The study was conducted in the Ox Bel Ha cave network of the northeastern Yucatan, which is described as a subterranean estuary because the flooded cave passages contain distinct water layers consisting of freshwater fed by rainfall and salt water from the coastal ocean. This subterranean estuary complex covers an area approximately the size of Galveston Bay, the seventh largest surface estuary in the United States.
The freshwater portion of the caves and the sinkholes, which are used to access the caves and are referred to locally as cenotes, are important sources of freshwater for communities throughout the Yucatan. Methane in the caves forms naturally beneath the jungle floor and migrates downward, deeper into the water and caves. Normally, all of the methane formed in soils migrates upward, towards the atmosphere.
This sets the stage for the bacteria and other microbes that form the basis for the cave ecosystem. The microbes eat both the methane in the water and other dissolved organic material that the freshwater brought with it from the surface. The microbes then fuel a food web that is dominated by crustaceans, including a cave-adapted shrimp species that obtains about 21 percent of its nutrition from methane.
"The processes we are investigating in these stratified groundwater systems are analogous to what is happening in the global ocean, especially in oxygen minimum zones where deoxygenation is a growing concern," says John Pohlman, a coauthor of the study and a USGS biogeochemist whose work from the early 90s motivated the research. "Although accessing these systems requires specialized training and strict adherence to cave diving safety protocols, relative to the complexity of an oceanographic expedition, the field programs we organize are simple and economical."

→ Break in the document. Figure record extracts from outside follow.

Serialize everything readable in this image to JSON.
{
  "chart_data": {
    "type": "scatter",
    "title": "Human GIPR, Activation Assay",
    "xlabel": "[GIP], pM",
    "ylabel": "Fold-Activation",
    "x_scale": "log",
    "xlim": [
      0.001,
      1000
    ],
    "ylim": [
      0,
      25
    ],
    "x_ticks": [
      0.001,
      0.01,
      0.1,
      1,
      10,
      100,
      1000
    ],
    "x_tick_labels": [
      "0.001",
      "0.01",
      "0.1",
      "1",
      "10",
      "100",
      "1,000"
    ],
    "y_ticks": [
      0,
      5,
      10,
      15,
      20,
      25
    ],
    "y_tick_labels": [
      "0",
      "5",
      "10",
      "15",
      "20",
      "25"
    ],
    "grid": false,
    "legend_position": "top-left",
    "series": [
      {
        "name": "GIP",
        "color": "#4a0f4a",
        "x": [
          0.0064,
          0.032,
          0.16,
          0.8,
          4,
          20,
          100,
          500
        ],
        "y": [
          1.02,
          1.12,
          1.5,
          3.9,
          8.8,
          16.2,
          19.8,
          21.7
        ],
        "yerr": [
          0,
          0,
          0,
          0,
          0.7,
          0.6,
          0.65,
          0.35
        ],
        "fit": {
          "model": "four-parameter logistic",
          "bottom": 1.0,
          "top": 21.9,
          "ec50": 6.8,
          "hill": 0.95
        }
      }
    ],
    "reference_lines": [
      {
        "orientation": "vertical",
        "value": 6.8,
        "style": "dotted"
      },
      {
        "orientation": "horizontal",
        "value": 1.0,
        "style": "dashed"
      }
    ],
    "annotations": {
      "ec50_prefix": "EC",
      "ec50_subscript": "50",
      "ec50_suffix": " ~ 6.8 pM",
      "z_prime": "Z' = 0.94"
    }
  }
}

One surprising finding was how important the dissolved organic material like methane was to the caves' food web. Prior studies had assumed that the majority of organic material that feeds the microbes of caves came from vegetation and other detritus in the tropical forest that washed into the caves from the cenotes.
However, deep within the caves, where the study was conducted, there is very little of that surface debris, so the microbes depend on methane and the other dissolved organics percolating downward through the ceiling of the caves.
Tom Iliffe, a professor in the Marine Biology Department at TAMUG who has been studying the biodiversity, evolution and conservation of marine cave animals for nearly 40 years, remarks, "Providing a model for the basic function of this globally-distributed ecosystem is an important contribution to coastal groundwater ecology and establishes a baseline for evaluating how sea level rise, seaside touristic development and other stressors will impact the viability of these lightless, food-poor systems."